Elizabeth Santospago is ninety-two years old. She is mother to five, grandmother to eleven, great-grandmother to nineteen. She’s been living with my mom, brother, and his family for years– four generations under one roof! and has always enjoyed a special place in the household, literally and figuratively: in her reclining chair in the living room, usually with one or two kids and maybe a cat on her lap, cartoons or the Red Sox playing on TV.
On Wednesday, June 6th, she didn’t come downstairs for breakfast, so my mom went up to check on her. She was awake, in bed, but unable to speak or move. She apparently had had an arrhythmia, and suffered a large stroke (a classic presentation of an afib-associated CVA, for the healthcare folks out there). After days of monitoring and many tests it became clear: her left arm and leg were permanently paralyzed, and she would never speak, swallow, stand or walk again.

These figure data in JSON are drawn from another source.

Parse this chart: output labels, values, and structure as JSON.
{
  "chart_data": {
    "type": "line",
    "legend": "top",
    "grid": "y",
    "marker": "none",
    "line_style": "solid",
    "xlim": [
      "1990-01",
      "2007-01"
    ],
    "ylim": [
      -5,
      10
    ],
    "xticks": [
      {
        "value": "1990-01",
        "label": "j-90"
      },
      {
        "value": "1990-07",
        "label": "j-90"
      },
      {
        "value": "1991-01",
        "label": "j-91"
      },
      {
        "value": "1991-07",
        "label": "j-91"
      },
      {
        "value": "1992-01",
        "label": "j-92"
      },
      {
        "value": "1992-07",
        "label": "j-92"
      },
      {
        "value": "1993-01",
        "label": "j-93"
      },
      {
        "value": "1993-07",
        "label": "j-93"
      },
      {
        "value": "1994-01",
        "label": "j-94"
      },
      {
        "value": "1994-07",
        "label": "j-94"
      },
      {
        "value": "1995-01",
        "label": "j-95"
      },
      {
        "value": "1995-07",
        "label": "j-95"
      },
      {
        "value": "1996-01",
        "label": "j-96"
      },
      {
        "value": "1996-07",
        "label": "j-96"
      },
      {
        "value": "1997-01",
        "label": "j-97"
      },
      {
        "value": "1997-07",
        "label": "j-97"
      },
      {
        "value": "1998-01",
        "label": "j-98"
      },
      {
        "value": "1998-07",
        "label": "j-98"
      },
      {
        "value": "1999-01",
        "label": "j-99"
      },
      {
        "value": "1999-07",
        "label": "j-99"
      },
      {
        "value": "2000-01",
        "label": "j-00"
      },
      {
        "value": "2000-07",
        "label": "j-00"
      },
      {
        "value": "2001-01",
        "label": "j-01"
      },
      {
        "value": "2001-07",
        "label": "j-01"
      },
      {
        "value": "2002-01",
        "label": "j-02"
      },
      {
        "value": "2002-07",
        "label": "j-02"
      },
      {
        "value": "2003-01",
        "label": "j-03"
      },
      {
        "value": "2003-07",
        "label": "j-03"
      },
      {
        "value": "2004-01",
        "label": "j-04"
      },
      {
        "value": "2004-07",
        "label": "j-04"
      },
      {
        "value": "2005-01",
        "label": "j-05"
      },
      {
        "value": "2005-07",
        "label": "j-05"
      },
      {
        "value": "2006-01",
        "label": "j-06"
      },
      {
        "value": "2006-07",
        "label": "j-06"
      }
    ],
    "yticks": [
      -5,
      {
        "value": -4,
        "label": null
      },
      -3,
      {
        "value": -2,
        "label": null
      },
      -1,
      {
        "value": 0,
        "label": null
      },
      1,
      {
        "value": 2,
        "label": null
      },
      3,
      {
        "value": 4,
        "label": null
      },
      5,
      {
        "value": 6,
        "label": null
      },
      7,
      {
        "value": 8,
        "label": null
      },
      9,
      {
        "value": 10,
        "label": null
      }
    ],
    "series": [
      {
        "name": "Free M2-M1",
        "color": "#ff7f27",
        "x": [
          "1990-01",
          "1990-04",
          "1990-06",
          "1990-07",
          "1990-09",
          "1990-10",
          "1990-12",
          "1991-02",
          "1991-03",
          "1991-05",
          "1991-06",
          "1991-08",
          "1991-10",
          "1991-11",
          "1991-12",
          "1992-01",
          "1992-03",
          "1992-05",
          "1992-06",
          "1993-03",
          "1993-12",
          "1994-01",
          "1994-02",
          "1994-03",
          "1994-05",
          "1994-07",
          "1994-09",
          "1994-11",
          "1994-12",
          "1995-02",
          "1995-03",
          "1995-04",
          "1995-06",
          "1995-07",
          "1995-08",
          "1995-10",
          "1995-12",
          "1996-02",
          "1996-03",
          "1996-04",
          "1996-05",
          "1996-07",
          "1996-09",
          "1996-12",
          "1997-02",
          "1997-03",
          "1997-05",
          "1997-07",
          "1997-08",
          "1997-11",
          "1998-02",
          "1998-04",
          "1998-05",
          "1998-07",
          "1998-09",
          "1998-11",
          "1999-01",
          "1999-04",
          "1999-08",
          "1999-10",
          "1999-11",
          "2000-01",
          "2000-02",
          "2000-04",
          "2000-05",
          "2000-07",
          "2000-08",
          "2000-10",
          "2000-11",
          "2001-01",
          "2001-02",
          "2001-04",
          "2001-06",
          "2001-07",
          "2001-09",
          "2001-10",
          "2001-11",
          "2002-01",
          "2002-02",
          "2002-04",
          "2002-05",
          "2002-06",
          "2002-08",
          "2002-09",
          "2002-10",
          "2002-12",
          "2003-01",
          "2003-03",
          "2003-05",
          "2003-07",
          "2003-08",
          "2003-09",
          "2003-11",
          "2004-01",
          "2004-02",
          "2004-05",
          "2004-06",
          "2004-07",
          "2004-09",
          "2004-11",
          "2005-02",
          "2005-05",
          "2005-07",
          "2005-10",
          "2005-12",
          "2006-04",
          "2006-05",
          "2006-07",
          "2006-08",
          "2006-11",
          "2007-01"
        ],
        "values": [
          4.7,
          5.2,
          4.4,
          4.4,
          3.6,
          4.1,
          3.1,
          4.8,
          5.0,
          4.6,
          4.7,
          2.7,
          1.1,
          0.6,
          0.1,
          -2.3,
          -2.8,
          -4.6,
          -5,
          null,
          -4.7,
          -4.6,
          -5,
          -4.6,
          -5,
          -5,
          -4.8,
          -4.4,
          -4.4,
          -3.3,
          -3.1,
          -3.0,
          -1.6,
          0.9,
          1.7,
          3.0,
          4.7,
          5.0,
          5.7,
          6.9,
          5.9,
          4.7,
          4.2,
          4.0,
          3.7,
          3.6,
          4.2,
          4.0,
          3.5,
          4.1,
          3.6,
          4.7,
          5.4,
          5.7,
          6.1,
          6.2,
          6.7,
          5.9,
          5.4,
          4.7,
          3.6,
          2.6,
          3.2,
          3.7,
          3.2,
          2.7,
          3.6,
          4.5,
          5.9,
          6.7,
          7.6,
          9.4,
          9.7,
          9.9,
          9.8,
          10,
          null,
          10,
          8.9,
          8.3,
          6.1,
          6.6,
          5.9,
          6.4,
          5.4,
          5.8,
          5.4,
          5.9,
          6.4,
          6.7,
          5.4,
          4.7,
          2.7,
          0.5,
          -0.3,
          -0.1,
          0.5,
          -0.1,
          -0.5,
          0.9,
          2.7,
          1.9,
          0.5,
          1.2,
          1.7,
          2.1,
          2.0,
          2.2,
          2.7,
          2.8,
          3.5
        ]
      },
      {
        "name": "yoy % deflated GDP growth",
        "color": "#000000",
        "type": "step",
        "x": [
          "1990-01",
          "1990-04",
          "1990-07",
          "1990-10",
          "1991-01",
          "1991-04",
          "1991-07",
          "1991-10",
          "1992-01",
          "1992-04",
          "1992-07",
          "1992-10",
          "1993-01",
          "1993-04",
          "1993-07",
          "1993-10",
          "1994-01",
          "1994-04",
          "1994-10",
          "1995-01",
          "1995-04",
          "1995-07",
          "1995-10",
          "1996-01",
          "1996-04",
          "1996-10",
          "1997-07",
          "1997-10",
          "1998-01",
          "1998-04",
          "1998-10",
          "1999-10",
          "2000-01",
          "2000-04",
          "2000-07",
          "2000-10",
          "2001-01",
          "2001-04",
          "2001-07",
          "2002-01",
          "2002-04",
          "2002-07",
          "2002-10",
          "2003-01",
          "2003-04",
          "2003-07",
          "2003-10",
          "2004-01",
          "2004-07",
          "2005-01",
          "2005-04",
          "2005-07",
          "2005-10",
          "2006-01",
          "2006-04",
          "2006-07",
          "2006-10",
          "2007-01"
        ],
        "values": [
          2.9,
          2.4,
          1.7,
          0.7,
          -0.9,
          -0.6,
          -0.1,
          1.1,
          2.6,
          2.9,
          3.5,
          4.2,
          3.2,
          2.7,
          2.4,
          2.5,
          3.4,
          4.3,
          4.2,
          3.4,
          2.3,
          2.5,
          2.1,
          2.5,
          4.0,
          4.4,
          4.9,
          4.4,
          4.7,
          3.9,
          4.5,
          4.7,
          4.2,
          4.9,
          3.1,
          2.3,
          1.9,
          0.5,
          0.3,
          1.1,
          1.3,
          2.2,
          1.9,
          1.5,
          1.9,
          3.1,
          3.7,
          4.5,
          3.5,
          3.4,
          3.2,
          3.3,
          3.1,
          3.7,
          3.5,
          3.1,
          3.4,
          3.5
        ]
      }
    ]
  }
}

She waxed in and out of awareness, and every time it was explained to her that she had suffered a stroke, her eyes would grow wide. We know her “Betty-isms” and could imagine her saying, each time: “Mercy Honest!” or “Heavens to Mergatroid!” or “Well, I’ll be!”
Family gathered, meetings were held, and the merciful decision to transfer her to hospice care was made.
The past week has been waiting, and praying, and telling lots of grandma stories. How she used to bake chocolate chip cookies and oatmeal squares in huge quantities, to give to neighbors and my Uncle Lou’s entire football team. How, as she couldn’t drive, she would walk to the grocery store with a wheeled cart every week, and her kids loved to walk with her. And so many more…
Right now, it’s waiting, and praying, and telling more stories.